Step 4: Add Vercel Cron (Optional)
If deploying on Vercel, add a cron endpoint to vercel.json and create the corresponding API route:
{ "path": "/api/cron/my-feature-cleanup", "schedule": "0 2 * * *" }
Monitoring and Debugging
Checking Job Status
const manager = getJobManager();
const allStatuses = manager.getAllJobStatuses();
const metrics = manager.getJobMetrics();
console.log('Active jobs:', allStatuses.length);
console.log('Total executions:', metrics.totalExecutions);
console.log('Success rate:', (metrics.successfulJobs / metrics.totalExecutions * 100).toFixed(1) + '%');
Manual Job Triggering
const manager = getJobManager();
await manager.triggerJob('repository-sync');
Disabling Jobs in Development
Set the environment variable to skip all background jobs:
DISABLE_AUTO_SYNC=true
This activates the NoOpJobManager, which silently ignores all scheduling calls.
Best Practices
- Always use dynamic imports in job callbacks registered in
initialize-jobs.tsto prevent webpack bundling issues. - Keep job functions idempotent -- jobs may run more than once if there are timing overlaps or retries.

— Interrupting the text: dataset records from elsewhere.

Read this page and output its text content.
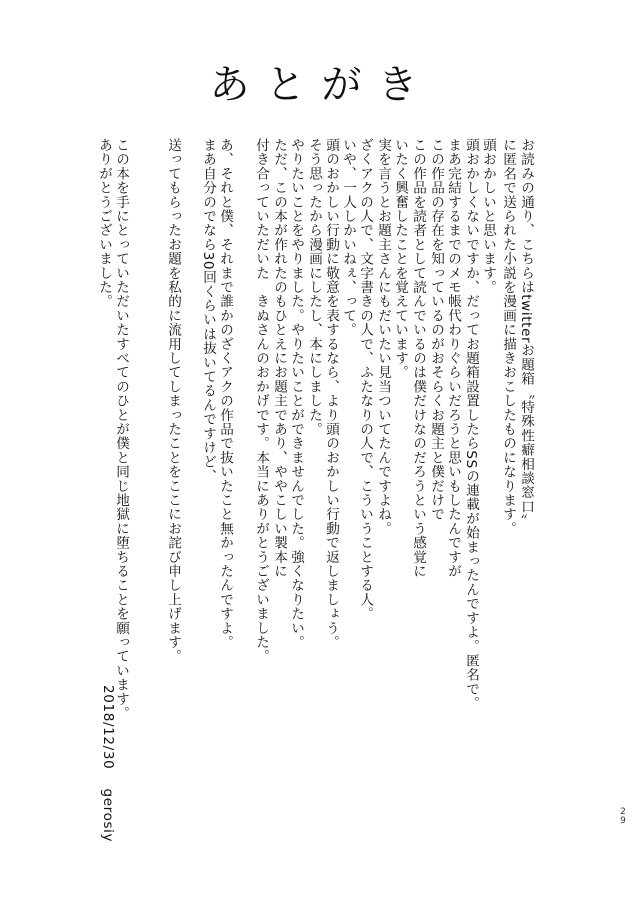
あとがき
お読みの通り、こちらはtwitterお題箱〝特殊性癖相談窓口〟
に匿名で送られた小説を漫画に描きおこしたものになります。
頭おかしいと思います。
頭おかしくないですか、だってお題箱設置したらSSの連載が始まったんですよ。匿名で。
まあ完結するまでのメモ帳代わりぐらいだろうと思いもしたんですが
この作品の存在を知っているのがおそらくお題主と僕だけで
この作品を読者として読んでいるのは僕だけなのだろうという感覚に
いたく興奮したことを覚えています。
実を言うとお題主さんにもだいたい見当ついてたんですよね。
ざくアクの人で、文字書きの人で、ふたなりの人で、こういうことする人。
いや、一人しかいねぇ、って。
頭のおかしい行動に敬意を表するなら、より頭のおかしい行動で返しましょう。
そう思ったから漫画にしたし、本にしました。
やりたいことをやりました。やりたいことができませんでした。強くなりたい。
ただ、この本が作れたのもひとえにお題主であり、ややこしい製本に
付き合っていただいた　きぬさんのおかげです。本当にありがとうございました。
あ、それと僕、それまで誰かのざくアクの作品で抜いたこと無かったんですよ。
まあ自分のでなら30回くらいは抜いてるんですけど、
送ってもらったお題を私的に流用してしまったことをここにお詫び申し上げます。
この本を手にとっていただいたすべてのひとが僕と同じ地獄に堕ちることを願っています。
ありがとうございました。
2018/12/30　 gerosiy	2
9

- Use structured logging with a
[JobName]prefix for easier log filtering. - Return result objects from job functions (like
JobResultinsubscription-jobs.ts) for observability. - Handle errors gracefully -- the manager catches and logs errors, but your job logic should handle partial failures.
- Test with the LocalJobManager in development before deploying to Trigger.dev.